La volatilità dell'asset class potrebbe finalmente aumentare nel 2018? Supportate da una crescita al di sopra del trend e da scarse pressioni inflazionistiche in molte aree del mondo, le valutazioni sono cresciute e la volatilità su titoli azionari, obbligazioni e valute è scesa. In linea generale, è possibile delineare 4 regimi di volatilità diversi, due in un'economia in contrazione generalizzata e due in un contesto in espansione. Da inizio 2016 siamo nel regime più favorevole per la bassa volatilità dell'asset class, poiché l'espansione economica è in acceleramento e la sua diffusione si diffonde in numerosi settori. Storicamente, la volatilità dell'asset è al livello più basso in fase di accelerazione della crescita e aumenta quando l'economia rallenta, pur rimanendo in un regime di espansione. Nei prossimi trimestri prevediamo un continuo del momentum di crescita positivo (ma leggermente minore) e pressioni inflazionistiche ridotte (ma leggermente più numerose). Con il rallentamento del momentum, l'espansione tuttavia continua e ciò rappresenta un primo passo verso un regime di volatilità leggermente più elevato.
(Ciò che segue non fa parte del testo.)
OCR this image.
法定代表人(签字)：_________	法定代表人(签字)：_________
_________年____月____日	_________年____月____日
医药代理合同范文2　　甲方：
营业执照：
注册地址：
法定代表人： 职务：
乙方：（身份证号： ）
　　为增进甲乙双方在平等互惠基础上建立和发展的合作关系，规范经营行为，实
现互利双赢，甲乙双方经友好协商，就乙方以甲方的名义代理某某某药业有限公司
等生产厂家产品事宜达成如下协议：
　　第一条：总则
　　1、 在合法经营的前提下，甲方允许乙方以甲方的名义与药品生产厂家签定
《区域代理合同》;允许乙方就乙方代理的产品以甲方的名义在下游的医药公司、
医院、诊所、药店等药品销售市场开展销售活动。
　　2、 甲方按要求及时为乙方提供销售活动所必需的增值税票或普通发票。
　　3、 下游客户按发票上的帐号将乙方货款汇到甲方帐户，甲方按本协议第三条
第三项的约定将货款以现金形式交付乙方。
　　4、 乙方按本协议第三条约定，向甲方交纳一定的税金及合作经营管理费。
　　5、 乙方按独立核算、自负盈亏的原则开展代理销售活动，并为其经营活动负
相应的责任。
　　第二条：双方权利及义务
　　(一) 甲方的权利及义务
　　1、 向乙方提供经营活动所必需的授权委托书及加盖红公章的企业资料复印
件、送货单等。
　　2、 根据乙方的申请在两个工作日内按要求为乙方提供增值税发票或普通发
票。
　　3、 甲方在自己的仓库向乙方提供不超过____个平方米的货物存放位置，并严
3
L'attuale asset allocation di Candriam favorisce le azioni rispetto alle obbligazioni. Da un punto di vista regionale propendiamo per le azioni UEM, giapponesi e dei mercati emergenti, evitando il Regno Unito. In Europa continuiamo a prediligere l'esposizione al mercato interno e le small e mid cap per far leva sulla scia del momentum della crescita economica e con meno sensibilità al tasso di cambio.